Il primo libro che ha letto?
«Cappuccetto rosso. Avevo un’audiocassetta e la ascoltavo, e quando mi sono resa conto che le parole che sentivo erano le parole che erano scritte nel libro, mi sono ostinata a leggerle da sola. Poi sono andata dai miei genitori e gliel’ho detto. È stato in quel momento, credo, che hanno capito che gli avrei dato qualche problema».
Forse speravano che lei facesse un altro lavoro.
«Sicuramente avranno sperato in un futuro più accademico. Ma in qualche modo, per me, è stato così. Buona parte del lavoro che faccio parte dalla scrittura. E io amo essere pagata per studiare».

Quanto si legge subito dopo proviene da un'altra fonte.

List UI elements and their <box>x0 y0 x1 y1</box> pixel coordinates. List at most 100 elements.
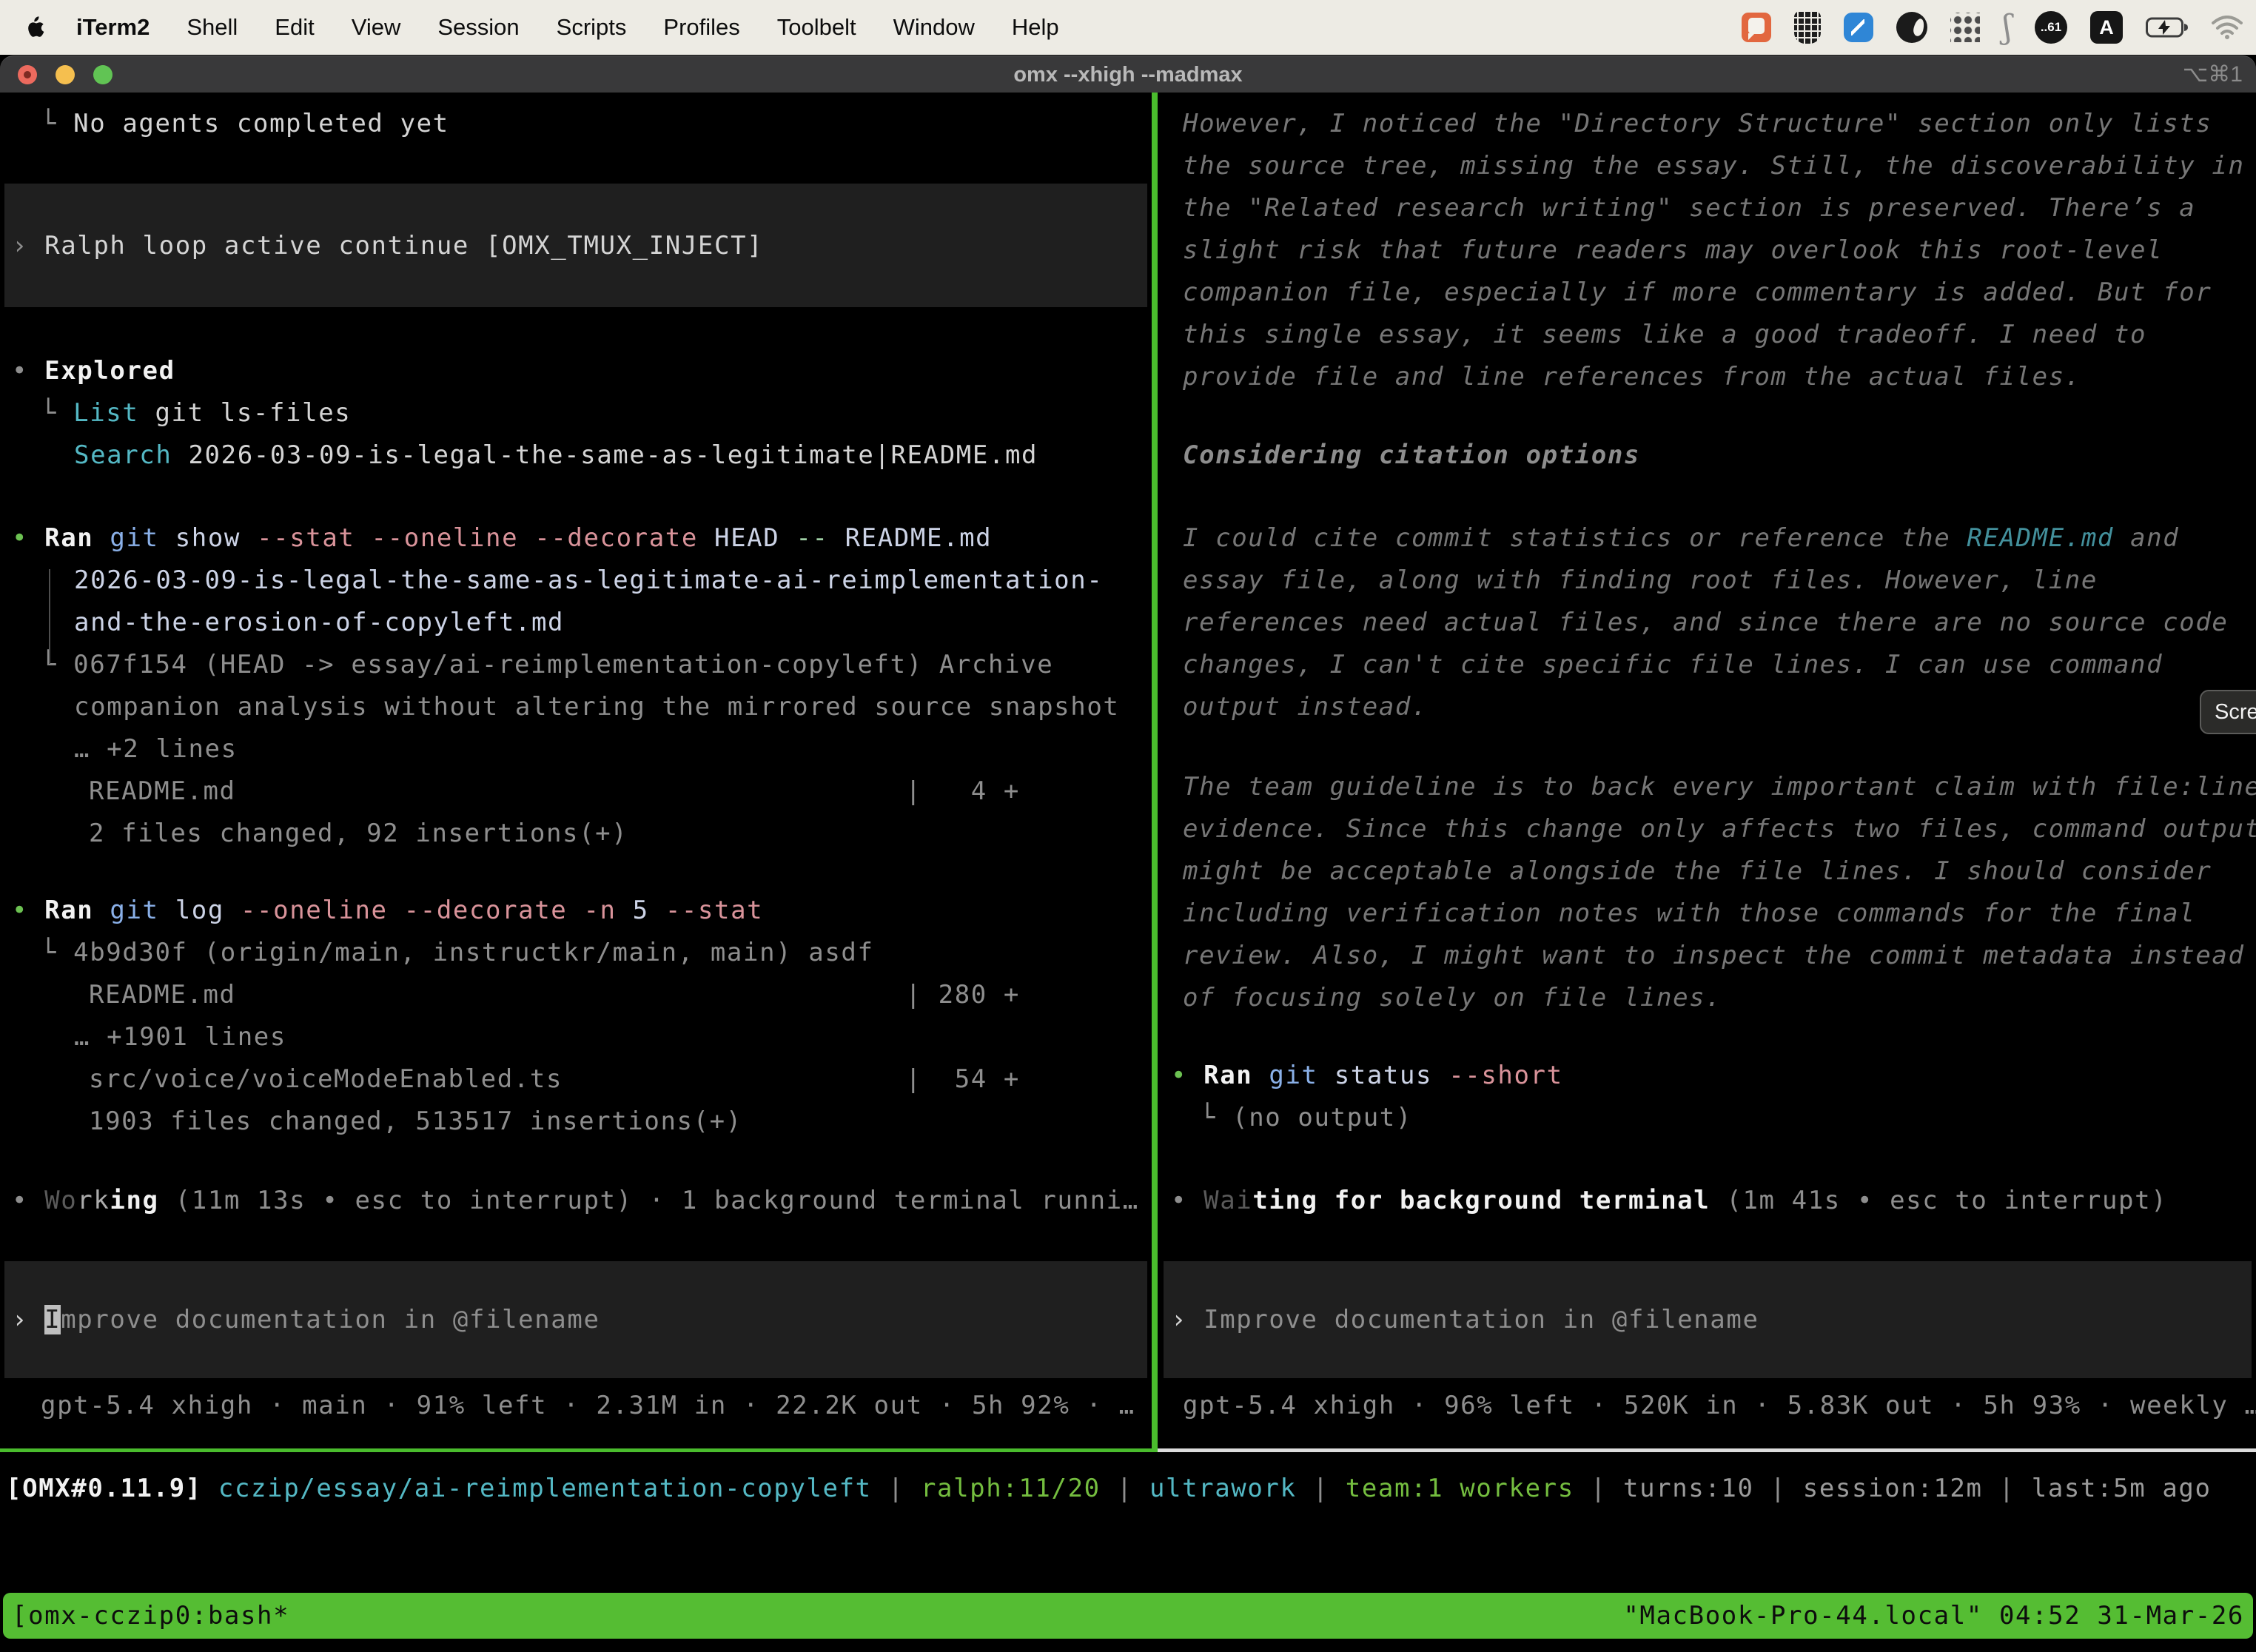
token: README.md <box>845 523 993 553</box>
token: --stat --oneline --decorate <box>257 523 714 553</box>
token: [OMX#0.11.9] <box>6 1474 202 1503</box>
token: the source tree, missing the essay. Stil… <box>1183 151 2245 181</box>
crescent-icon[interactable] <box>1896 12 1927 43</box>
token: and-the-erosion-of-copyleft.md <box>74 608 564 637</box>
reasoning-text: slight risk that future readers may over… <box>1159 229 2256 272</box>
menu-item-edit[interactable]: Edit <box>256 14 332 41</box>
token: log <box>175 896 241 925</box>
git-log-output: └ 4b9d30f (origin/main, instructkr/main,… <box>0 932 1152 974</box>
model-status-line: gpt-5.4 xhigh · main · 91% left · 2.31M … <box>0 1385 1152 1427</box>
menu-status-icons: ʃ ..61 A <box>1742 11 2243 44</box>
apple-logo-icon <box>25 16 44 38</box>
apple-menu-icon[interactable] <box>22 16 47 38</box>
token: 4b9d30f (origin/main, instructkr/main, m… <box>73 938 873 967</box>
token: 2 files changed, 92 insertions(+) <box>89 819 628 848</box>
token: evidence. Since this change only affects… <box>1183 814 2256 844</box>
token: --short <box>1448 1061 1563 1090</box>
pane-divider[interactable] <box>1152 93 1158 1452</box>
input-source-label: A <box>2090 11 2123 44</box>
git-show-output: companion analysis without altering the … <box>0 686 1152 728</box>
token: of focusing solely on file lines. <box>1183 983 1722 1013</box>
menu-item-shell[interactable]: Shell <box>168 14 256 41</box>
screen-overlay-button[interactable]: Scre <box>2200 690 2256 734</box>
token: slight risk that future readers may over… <box>1183 235 2163 265</box>
left-terminal-pane[interactable]: └ No agents completed yet› Ralph loop ac… <box>0 93 1152 1449</box>
token: ralph:11/20 <box>921 1474 1101 1503</box>
token: └ <box>41 938 73 967</box>
input-source-icon[interactable]: A <box>2090 11 2123 44</box>
prompt-input[interactable]: › Improve documentation in @filename <box>4 1261 1147 1378</box>
token: ing <box>110 1186 158 1215</box>
reasoning-text: review. Also, I might want to inspect th… <box>1159 935 2256 977</box>
token: --oneline --decorate <box>241 896 583 925</box>
battery-icon[interactable] <box>2146 16 2189 38</box>
token: … +2 lines <box>74 734 238 764</box>
wifi-icon[interactable] <box>2212 16 2243 39</box>
token: references need actual files, and since … <box>1183 608 2228 637</box>
explored-list-line: └ List git ls-files <box>0 392 1152 434</box>
menu-item-profiles[interactable]: Profiles <box>645 14 758 41</box>
token: HEAD <box>714 523 796 553</box>
token: README.md <box>1967 523 2114 553</box>
reasoning-text: references need actual files, and since … <box>1159 602 2256 644</box>
menu-item-scripts[interactable]: Scripts <box>538 14 645 41</box>
token: git ls-files <box>138 398 351 428</box>
ralph-inject-banner: › Ralph loop active continue [OMX_TMUX_I… <box>4 184 1147 307</box>
percent-badge-icon[interactable]: ..61 <box>2035 11 2067 44</box>
menu-item-toolbelt[interactable]: Toolbelt <box>759 14 875 41</box>
token: this single essay, it seems like a good … <box>1183 320 2146 349</box>
token: | <box>1754 1474 1803 1503</box>
explored-header: • Explored <box>0 350 1152 392</box>
token: provide file and line references from th… <box>1183 362 2081 392</box>
token: └ <box>41 109 73 138</box>
token: --stat <box>665 896 763 925</box>
blue-badge-icon[interactable] <box>1844 13 1873 42</box>
orange-chat-glyph <box>1742 13 1771 42</box>
token: └ <box>41 650 73 679</box>
token: gpt-5.4 xhigh · 96% left · 520K in · 5.8… <box>1183 1391 2256 1420</box>
token: output instead. <box>1183 692 1428 722</box>
token: last:5m ago <box>2032 1474 2212 1503</box>
right-terminal-pane[interactable]: However, I noticed the "Directory Struct… <box>1159 93 2256 1449</box>
prompt-input[interactable]: › Improve documentation in @filename <box>1164 1261 2252 1378</box>
crescent-glyph <box>1896 12 1927 43</box>
token: Considering citation options <box>1183 440 1640 470</box>
ran-git-status-line: • Ran git status --short <box>1159 1055 2256 1097</box>
dots-grid-glyph <box>1950 13 1980 42</box>
orange-chat-icon[interactable] <box>1742 13 1771 42</box>
token: List <box>73 398 138 428</box>
active-pane-border <box>0 1448 1158 1452</box>
menu-item-iterm2[interactable]: iTerm2 <box>58 14 168 41</box>
inactive-pane-border <box>1158 1448 2256 1452</box>
screen-overlay-label: Scre <box>2215 700 2256 725</box>
token: › <box>12 1305 44 1334</box>
reasoning-text: However, I noticed the "Directory Struct… <box>1159 103 2256 145</box>
git-log-output: src/voice/voiceModeEnabled.ts | 54 + <box>0 1058 1152 1101</box>
token: and <box>2114 523 2179 553</box>
reasoning-text: The team guideline is to back every impo… <box>1159 766 2256 808</box>
token: └ <box>41 398 73 428</box>
squiggle-icon[interactable]: ʃ <box>2003 13 2012 42</box>
token: the "Related research writing" section i… <box>1183 193 2195 223</box>
menu-item-help[interactable]: Help <box>993 14 1078 41</box>
token: … +1901 lines <box>74 1022 286 1052</box>
reasoning-text: output instead. <box>1159 686 2256 728</box>
token: • <box>1171 1061 1203 1090</box>
shield-grid-icon[interactable] <box>1794 11 1821 44</box>
reasoning-text: I could cite commit statistics or refere… <box>1159 517 2256 560</box>
dots-grid-icon[interactable] <box>1950 13 1980 42</box>
reasoning-text: changes, I can't cite specific file line… <box>1159 644 2256 686</box>
token: Ran <box>44 523 110 553</box>
menu-item-view[interactable]: View <box>333 14 420 41</box>
token: I could cite commit statistics or refere… <box>1183 523 1967 553</box>
reasoning-text: companion file, especially if more comme… <box>1159 272 2256 314</box>
token: 2026-03-09-is-legal-the-same-as-legitima… <box>172 440 1038 470</box>
menu-item-window[interactable]: Window <box>875 14 993 41</box>
token: Wai <box>1203 1186 1252 1215</box>
token: 1903 files changed, 513517 insertions(+) <box>89 1107 742 1136</box>
window-shortcut-badge: ⌥⌘1 <box>2183 56 2243 93</box>
menu-item-session[interactable]: Session <box>419 14 537 41</box>
token: (11m 13s • esc to interrupt) · 1 backgro… <box>159 1186 1139 1215</box>
token: • <box>12 896 44 925</box>
tmux-session-label[interactable]: [omx-cczip0:bash* <box>12 1601 289 1631</box>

Dal 5 al 10 aprile sarà in giuria a Canneseries, festival dedicato alle serie tv dove, l’anno scorso, è stato premiato un italiano: Francesco Montanari per «Il cacciatore».
«Sono stata felice quando mi hanno chiamata, perché è stato un attestato di stima. In giuria c’è uno dei miei miti, Stephen Fry. E c’è anche Emma Mackey di Sex Education, che mi è piaciuta tanto. È una bella occasione per vedere questo mestiere senza barriere».
Si sente più intelligente o bella?
«Io non so appormi delle etichette. Non posso dirmelo da sola, non è elegante. Perché l’eleganza, sa, è la prima cosa».